Vol.2 喫茶店の思い出

 鹿児島市の中心街をやや離れた小さな駅前にその喫茶店はあった。駅の裏手の坂を少し上がったところに女子短大があり、そこの学生さんたちも店に立ち寄っていた。私が初めてその店を訪れたのは、知り合いのクラシックギターの先生に連れて行かれたときだった。私が一大決心をして医学部に入り直した頃だ。

 そこはマスターとの会話を求めて老若男女が集まっていた。若い人たちは何か相談事を持ってくる人たちが多く、マスターはよきアドバイザーになっていたようだった。またやさしい奥様が時々店に来られると、その場の雰囲気がなごやかになった。

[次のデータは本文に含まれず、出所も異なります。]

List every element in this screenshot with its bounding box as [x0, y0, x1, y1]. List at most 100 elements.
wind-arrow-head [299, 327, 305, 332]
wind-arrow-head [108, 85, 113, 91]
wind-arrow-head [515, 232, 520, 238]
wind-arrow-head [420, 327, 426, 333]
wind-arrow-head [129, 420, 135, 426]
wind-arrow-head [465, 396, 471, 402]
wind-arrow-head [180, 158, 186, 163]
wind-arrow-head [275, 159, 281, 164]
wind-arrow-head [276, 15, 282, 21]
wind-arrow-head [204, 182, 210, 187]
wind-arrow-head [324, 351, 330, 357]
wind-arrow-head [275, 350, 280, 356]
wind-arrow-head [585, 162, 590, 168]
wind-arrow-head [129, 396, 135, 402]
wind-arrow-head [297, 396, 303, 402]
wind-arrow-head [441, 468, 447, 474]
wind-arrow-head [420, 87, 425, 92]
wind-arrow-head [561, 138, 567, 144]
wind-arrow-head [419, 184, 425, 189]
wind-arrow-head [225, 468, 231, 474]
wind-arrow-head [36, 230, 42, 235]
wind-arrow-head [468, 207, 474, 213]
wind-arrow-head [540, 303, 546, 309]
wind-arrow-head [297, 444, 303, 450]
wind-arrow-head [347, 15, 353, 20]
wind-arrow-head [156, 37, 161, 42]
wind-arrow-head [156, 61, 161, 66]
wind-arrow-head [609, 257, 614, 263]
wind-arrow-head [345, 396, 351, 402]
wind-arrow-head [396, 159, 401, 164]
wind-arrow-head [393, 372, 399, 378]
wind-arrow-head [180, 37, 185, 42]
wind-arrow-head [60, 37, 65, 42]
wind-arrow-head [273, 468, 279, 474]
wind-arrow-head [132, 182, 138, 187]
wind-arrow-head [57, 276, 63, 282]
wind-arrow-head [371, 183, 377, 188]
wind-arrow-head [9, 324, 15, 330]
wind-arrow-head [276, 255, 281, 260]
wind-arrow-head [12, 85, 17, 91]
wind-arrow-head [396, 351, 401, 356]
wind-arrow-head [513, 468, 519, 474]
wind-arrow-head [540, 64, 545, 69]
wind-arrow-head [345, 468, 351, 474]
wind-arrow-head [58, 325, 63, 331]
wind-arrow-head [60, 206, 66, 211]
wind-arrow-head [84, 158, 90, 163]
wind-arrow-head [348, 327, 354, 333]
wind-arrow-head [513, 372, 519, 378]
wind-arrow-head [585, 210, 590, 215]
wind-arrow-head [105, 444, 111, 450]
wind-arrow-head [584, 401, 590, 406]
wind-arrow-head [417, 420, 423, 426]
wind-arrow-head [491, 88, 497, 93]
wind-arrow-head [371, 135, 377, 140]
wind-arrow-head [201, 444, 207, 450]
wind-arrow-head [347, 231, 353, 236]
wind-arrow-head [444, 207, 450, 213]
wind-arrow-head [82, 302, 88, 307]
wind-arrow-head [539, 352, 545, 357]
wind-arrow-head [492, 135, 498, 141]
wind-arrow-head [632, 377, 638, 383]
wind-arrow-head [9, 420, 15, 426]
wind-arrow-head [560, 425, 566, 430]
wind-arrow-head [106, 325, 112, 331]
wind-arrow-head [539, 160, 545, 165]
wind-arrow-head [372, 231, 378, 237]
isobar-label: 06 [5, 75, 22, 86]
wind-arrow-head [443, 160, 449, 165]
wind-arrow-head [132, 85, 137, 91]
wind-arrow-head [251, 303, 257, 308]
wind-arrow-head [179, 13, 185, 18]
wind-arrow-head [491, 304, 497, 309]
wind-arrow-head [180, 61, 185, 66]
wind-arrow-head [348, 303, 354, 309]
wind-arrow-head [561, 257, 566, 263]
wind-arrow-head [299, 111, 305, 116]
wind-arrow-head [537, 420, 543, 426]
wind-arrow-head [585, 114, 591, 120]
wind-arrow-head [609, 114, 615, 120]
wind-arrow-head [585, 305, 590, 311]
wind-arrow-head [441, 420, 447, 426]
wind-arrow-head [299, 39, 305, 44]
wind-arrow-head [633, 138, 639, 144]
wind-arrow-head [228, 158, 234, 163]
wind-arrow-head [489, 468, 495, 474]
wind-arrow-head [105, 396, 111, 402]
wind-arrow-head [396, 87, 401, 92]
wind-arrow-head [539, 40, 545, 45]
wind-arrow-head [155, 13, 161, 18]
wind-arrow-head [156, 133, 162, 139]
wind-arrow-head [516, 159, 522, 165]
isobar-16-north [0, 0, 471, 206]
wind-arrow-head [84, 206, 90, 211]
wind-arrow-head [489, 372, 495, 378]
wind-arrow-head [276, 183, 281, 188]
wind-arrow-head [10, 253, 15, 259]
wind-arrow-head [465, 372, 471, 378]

 その後、事情があってマスターは店を閉められたが、今でも私はマスターの家を訪ねることがある。私の他にも当時客だった人たちがよく訪ねて来られるようだ。最近では店の近くの短大に通っていた女性たちが7人も一緒に訪ねて来られたそうだ。しかも34年振りだったということなので、これもマスター夫妻が当時のお客さんたちの心の中に今も生きている証しのように思う。マスター夫妻は当時店で使っていた5つの椅子を持ち出してその女性たちをもてなしたとのことだ。

 私にとって非常に印象深いエピソードは『マスターがある女性を大変に叱った。が、翌日彼女は目をカッと見開いて店にやって来た』という話である。私が「『もう二度とそんなところに行くものか!』とソッポを向きかねないのに、どうしてまた来たのでしょうか?」と尋ねたところ、マスターの答は「愛情があるからです」というものだった。マスターが真剣に彼女を叱ったことが彼女の心に響いたということだろうと思う。そのエピソードはマスターが父親代わりのようになって若い女性たちを支えていたことを物語っている。

 ところで店に来ていた若い男性たちはどうだったかというと、最近私がマスターから聞いたところによれば、マスターの目には“よんごもん”に映っていたようである。“よんごもん”とは鹿児島独特の呼び名であり、標準語では“ひねくれ者”という意味に当たる。しかし“よんごもん”は“よんごもん”で道に迷いながらも、何かを掴もうと店にやって来ていたように思う。だからマスターは彼等の相手をし、彼等も誰かとぶつかることはあってもよく店を訪れたのだろう。

 お客さんたちはマスターとの会話でひとときを過ごし、奥様のやさしさになごみ、客同士の出合いがあり、若者たちは自分の生き方を模索していたように思う。そしてマスター夫妻は「喫茶店は自分たちにとっても多くの人に出会う場になったと思う」と振り返っている。